The Nordic Model towards prostitution laws is about decriminalizing women and criminalizing the buyers. The modelhelps women leave prostitution and stops demand. Bell states that ‘sex work’ is not about sex nor is it about work – it is about rape, violence and is a non-consensual act. Women give consent to receiving money, but never to receiving sex. It’s important for us to raise awareness in schools and tell children that sex is not a commodity, nor something that can be bought or exchanged.
Data reports show that countries which adopt the Nordic Model, such as Sweden, have a negative connotation towards users of such services, like how one might view drug addicts. In Germany, prostitution is simply seen as ‘sex work’, giving Germany the image of being ‘the brothel of Europe’ by other countries.
It is up to countries like Germany, who have failed to liberalize prostitution, to become leaders of change and advocate towards the Nordic Model to end the absurd legislation they currently hold, which Bell describes as anti-humanistic.
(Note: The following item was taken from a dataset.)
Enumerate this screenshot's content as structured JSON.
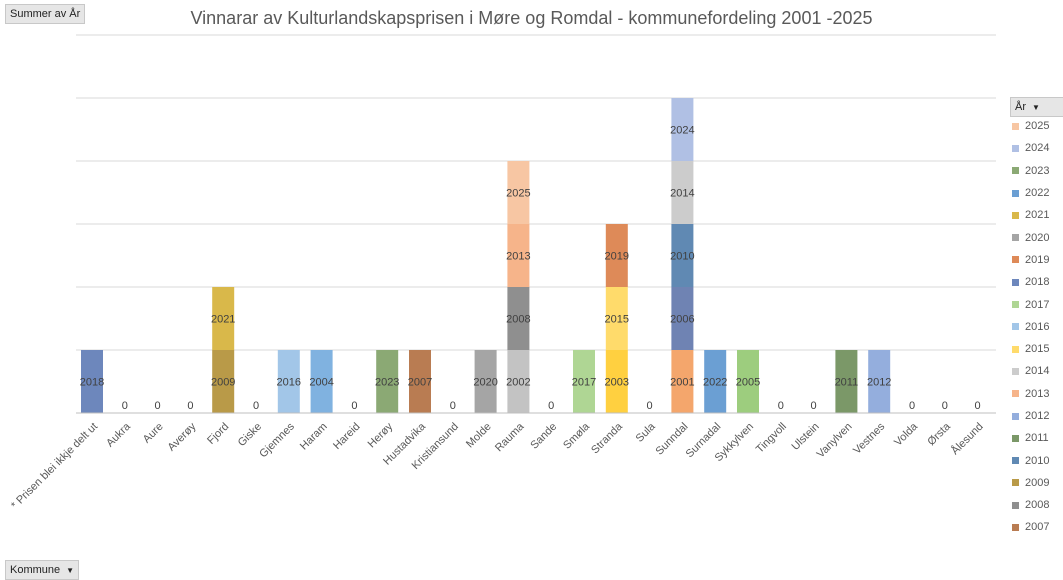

“We need to change Germany’s legislation to show we’ve hurt thousands of children, to help women out of prostitution and criminalize the pimps who are creating violence against women.” – Inge Bell, founder and vice-president of Terre des Femmes.
So, how do we reduce the number of buyers?
Reducing sex trafficking can be achieved by shrinking the illicit market in a given population, rather than by reducing vulnerabilities.
Through reducing the transactions, and blocking the communication channels, we reduce exploitation. According to Brian Iselin, we must break the communication channels, introduce more women into parliament, imprison the brothel owners and change how nations address the issue of women in prostitution.
Additionally, Iselin stated that sex is treated as a commodity and an object for sale. He is infuriated by our failure globally to have any impact at all towards trafficking. We are ignoring its root cause – trafficking is not linear, it is circular. Everything points back towards demand. In order to tackle sex trafficking, we must acknowledge demand as the root of the problem. We must also recognize factors which cause this demand.
“Everything points back to demand. It is not by treating a headache with paracetamol that one will get rid of the tumor causing it.”– Brian Iselin, founder of Slave Free Trade.
Bell encourages you to go and talk to your local politician, support the grassroot NGOs who are tackling the issue, and to raise awareness through simply talking about it with your peers or family at the dinner table.
Ackermann adds that we must do so for vulnerable children, to ensure they are not misused and that they do not end up living on the streets.
Norak argues that when you treat prostitution as a job, it creates high demand – and demand is never perceived as something negative to society, particularly in nations like Germany. To tackle the problem at hand we must show that this demand is wrong. We must implement the Nordic Model to combat the human beings who are being used and abused. We must criminalize sexual services and educate our society on the consequences of what happens to these young women in the trade.
We need to give children a chance to give society a chance.